1つ目は、ロボットの価格が高い点です。例えば、人間の腕くらいのサイズのロボットでも価格は約1200万円と非常に高額です。
2つ目は、ロボットを作るのに時間がかかるという点です。ロボットはプログラムが無ければ動かすことができません。
私どもはこのプログラム部分を「ティーチング」「キャリブレーション」などと言っていますが、ここを構築するには大きな費用と、半年ほどの時間がかかるのです。実は、ロボット自体は1台300万円ほどで購入できるのですが、残りの900万円はプログラミングの人件費にかかっています。この大きな費用と長い構築時間こそが、ロボットが普及しない原因だと考えました。
翻って考えてみると、人間はプログラミングなどされていないのに、自分の腕や角度などのパラメーターも解らずに非常に高精度な制御ができます。これはなぜか?と考え、発明したのが、人間の神経系モデルをアルゴリズム化した「ALGoZa」です。これを使えばロボットは厳格なパラメーターが解っていなくとも非常に高精度にロボットを動かすことができます。私たちは、このシステムを元に創業しました。
ロボットが現場に来て、安く使用できるサービス
私たちが提供する「CREWBO」(クルーボ)というサービス名には「ロボットが来る」「ロボットがクルーになる」という意味を込めました。ロボットのプログラミングが不要なので、現場ですぐに安く使用してもらうことができます。さらにネットワークに繋がっているロボットたちは常にアップデートされ、うまくいかない事があれば常時メンテナンスをします。この一気通貫のサービスをお客様に提供し、人手不足や生産性の向上にロボットをお役立ていただいています。
現在私たちは二種類のロボットをご提供しています。1つは食器洗浄業務補助ロボットで、朝早くから夜遅くまで行われている洗浄業務を自動化するロボットです。2つめは食品盛り付けロボットで、工場や会社など大人数の方が働いている現場で、食事をよそって盛り付けなどのハンドリングをしてくれるロボットです。

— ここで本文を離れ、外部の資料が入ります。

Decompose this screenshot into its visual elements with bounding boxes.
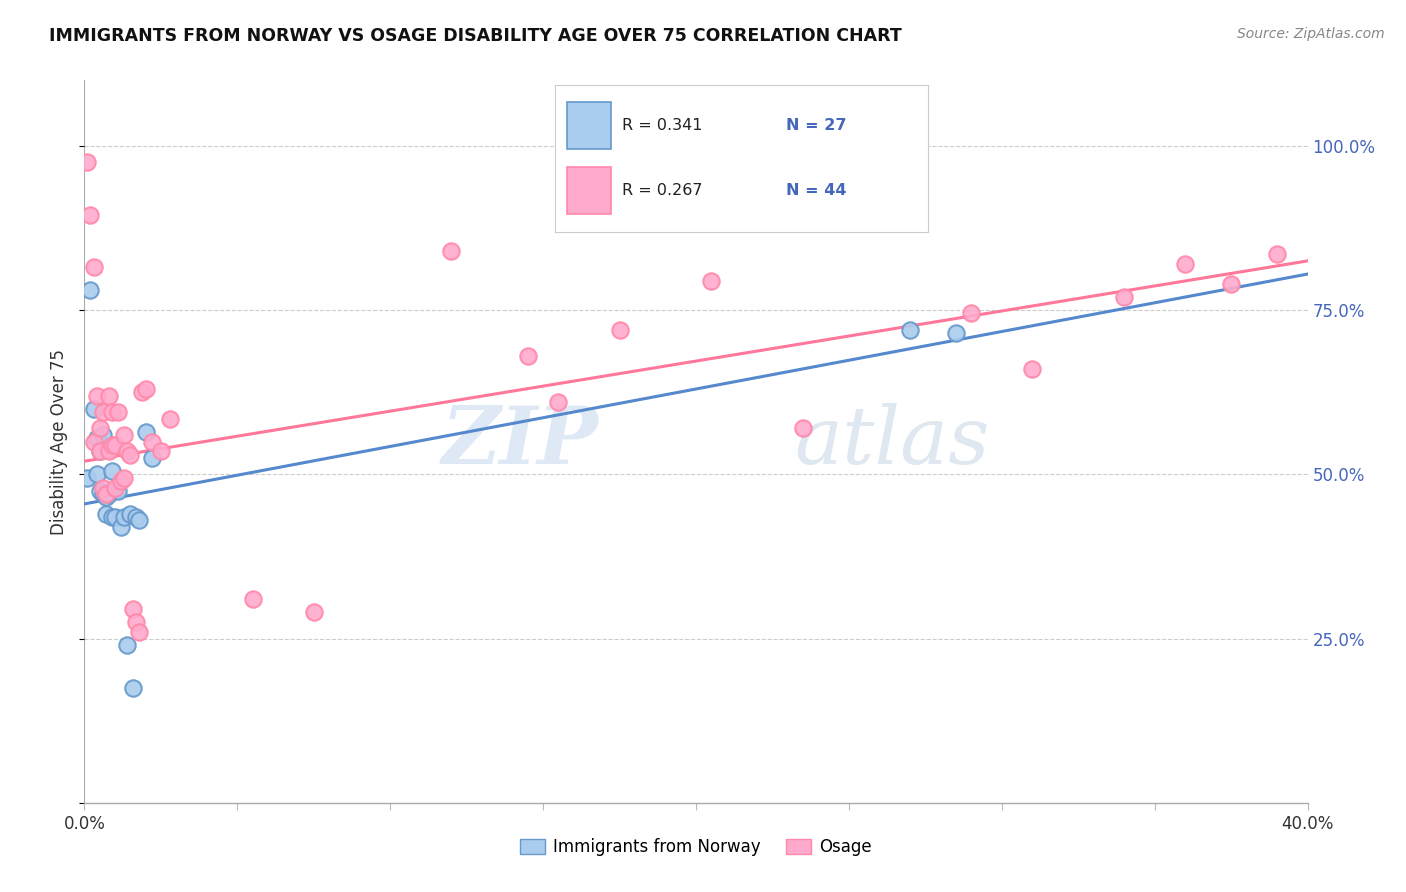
Point <box>79 208 101 222</box>
Y-axis label: Disability Age Over 75: Disability Age Over 75 <box>51 349 69 534</box>
Point <box>149 444 172 458</box>
Point <box>115 444 138 458</box>
Point <box>104 481 127 495</box>
Point <box>609 323 631 337</box>
Point <box>94 491 117 505</box>
Point <box>122 681 145 695</box>
Point <box>91 405 114 419</box>
Point <box>89 444 111 458</box>
Point <box>141 450 163 465</box>
Point <box>83 260 105 275</box>
Point <box>128 625 150 640</box>
Point <box>242 592 264 607</box>
Point <box>159 411 181 425</box>
Point <box>83 434 105 449</box>
Point <box>1220 277 1243 291</box>
Point <box>97 388 120 402</box>
Point <box>91 487 114 501</box>
Point <box>700 274 723 288</box>
Point <box>516 349 538 363</box>
Point <box>97 487 120 501</box>
Point <box>135 382 157 396</box>
Text: IMMIGRANTS FROM NORWAY VS OSAGE DISABILITY AGE OVER 75 CORRELATION CHART: IMMIGRANTS FROM NORWAY VS OSAGE DISABILI… <box>49 27 903 45</box>
Point <box>1021 362 1043 376</box>
Point <box>86 431 108 445</box>
Text: ZIP: ZIP <box>441 403 598 480</box>
Point <box>120 507 142 521</box>
Text: atlas: atlas <box>794 403 990 480</box>
Point <box>91 428 114 442</box>
Text: R = 0.341: R = 0.341 <box>623 119 703 134</box>
Point <box>792 421 814 435</box>
Point <box>101 510 124 524</box>
Point <box>112 510 135 524</box>
Point <box>107 405 129 419</box>
Point <box>91 481 114 495</box>
Point <box>1114 290 1136 304</box>
Point <box>89 483 111 498</box>
Text: R = 0.267: R = 0.267 <box>623 183 703 198</box>
Text: N = 44: N = 44 <box>786 183 846 198</box>
Point <box>1174 257 1197 271</box>
Point <box>83 401 105 416</box>
Point <box>101 405 124 419</box>
Legend: Immigrants from Norway, Osage: Immigrants from Norway, Osage <box>513 831 879 863</box>
Point <box>94 487 117 501</box>
Point <box>89 421 111 435</box>
Point <box>115 638 138 652</box>
Point <box>112 471 135 485</box>
Text: Source: ZipAtlas.com: Source: ZipAtlas.com <box>1237 27 1385 41</box>
FancyBboxPatch shape <box>567 167 612 214</box>
Point <box>125 615 148 630</box>
Text: N = 27: N = 27 <box>786 119 846 134</box>
Point <box>97 444 120 458</box>
Point <box>141 434 163 449</box>
Point <box>110 474 132 488</box>
Point <box>1265 247 1288 261</box>
Point <box>960 306 983 320</box>
Point <box>135 425 157 439</box>
FancyBboxPatch shape <box>567 103 612 150</box>
Point <box>898 323 921 337</box>
Point <box>101 438 124 452</box>
Point <box>112 428 135 442</box>
Point <box>131 385 153 400</box>
Point <box>104 438 127 452</box>
Point <box>76 155 98 169</box>
Point <box>104 510 127 524</box>
Point <box>86 467 108 482</box>
Point <box>89 444 111 458</box>
Point <box>107 483 129 498</box>
Point <box>86 388 108 402</box>
Point <box>120 448 142 462</box>
Point <box>110 520 132 534</box>
Point <box>79 284 101 298</box>
Point <box>122 602 145 616</box>
Point <box>76 471 98 485</box>
Point <box>125 510 148 524</box>
Point <box>101 464 124 478</box>
Point <box>547 395 569 409</box>
Point <box>302 605 325 619</box>
Point <box>945 326 967 341</box>
Point <box>440 244 463 258</box>
Point <box>94 507 117 521</box>
Point <box>128 513 150 527</box>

ここからは、IPASに採択いただいて生じた大きな4つの変化についてご紹介します。
顧客価値の見直しが、事業と開発方針の変更に繋がった
まず1つ目は事業方針の変化です。コーポレートアイデンティティが大きく変化しました。株式会社チトセロボティクスは創業3年の会社ですが、いわゆる「技術屋さん」の側面が大きかったです。私どもは制御部門から始まったので「ロボットの制御技術について」を語る場面が多かったのです。それをメンターの方から「ロボットのスタートアップとして勢いに欠けているのでは?」、「お客様とのコミュニケーションはそれでいいのか?」とアドバイスをいただきました。メンターの方の助言を元に「クルーボ」というキャラクターを作り、ロボットはこういうもので、こういう使い方があるということをお客様に解りやすく説明するようにアイデンティティが変化しました。

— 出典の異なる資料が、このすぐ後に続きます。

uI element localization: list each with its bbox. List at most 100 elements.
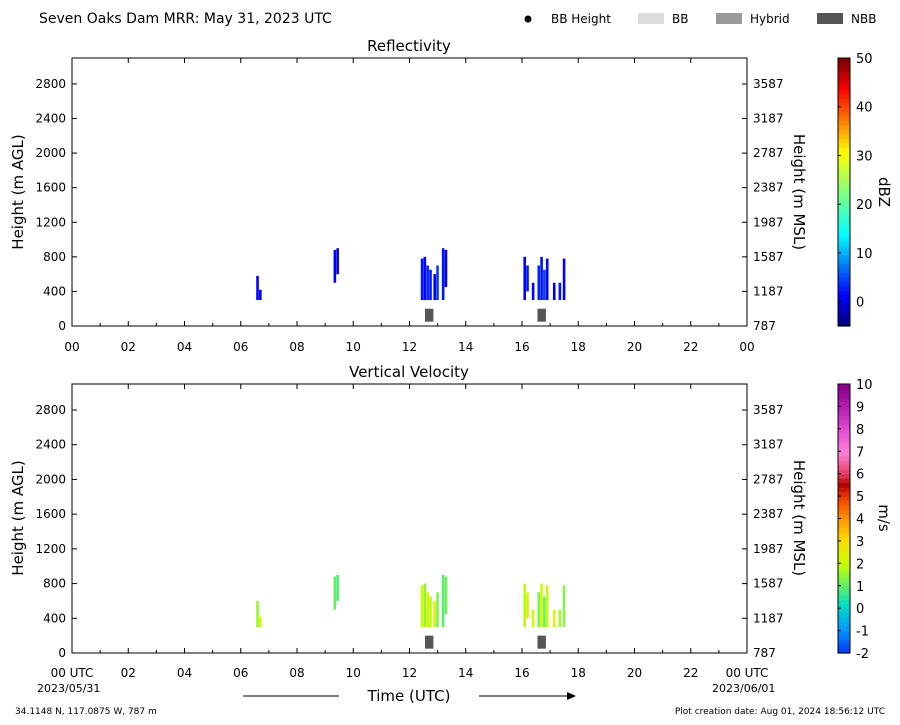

2つ目は開発方針の大きな変化です。私どもはロボット制御技術から会社を興しています。ですが、IPASプログラムでは「本当にロボットを制御するだけでいいのか?」、「本当にお客様に価値を届けるには、制御技術のその先があるのではないか?」を深く議論させていただきました。その結果、クラウドに注力し、遠隔からロボットをメンテナンスする事で人件費を削減し、さらに安くロボットを使っていただき、ロボットが止まる時間を短くするアイデンティティが生まれました。お客様の顧客ニーズから開発方針を考え、制御プラットフォームからクラウドプラットフォームへと進化したのは大きな変化でした。
ロボットは手段、重要なのは課題解決を達成できる製品と知財戦略
3つ目は知財戦略の大きな変化です。もともとはロボットアームの制御が私たちのメインの技術でした。購入時、ロボットは手首までしかついていません。手の先をエンドエフェクタというのですが、この部分はお客様のニーズごとに作る必要があります。これはお客様の各領域の作業内容によって様々なものが生まれます。ここの特許を包括的に取得することはお客様にとっても必要な事だと感じ、エンドエフェクトの特許をたくさん取るように戦略を変更しました。
最後の一番大きな変化は、商品戦略です。ここはかなり変わりました。今まではロボットがある事が当たり前で「ロボットとはこういうものだ!」と強く伝える会社でした。ですが、お客様から見ると、ロボットだろうが人間だろうが、場合によっては違うロボットだろうが、課題を解決できるのであれば何でもいいわけです。必ずロボットが欲しいというわけではありません。そのために、「ロボットとはこういうもので、私たちのサービスではロボットがすぐに現場に来て、こういう風に利用できます」と紹介する意味も込めて「CREWBO」(クルーボ)と商品名を変えて、会社としても大きな転換を迎える事ができました。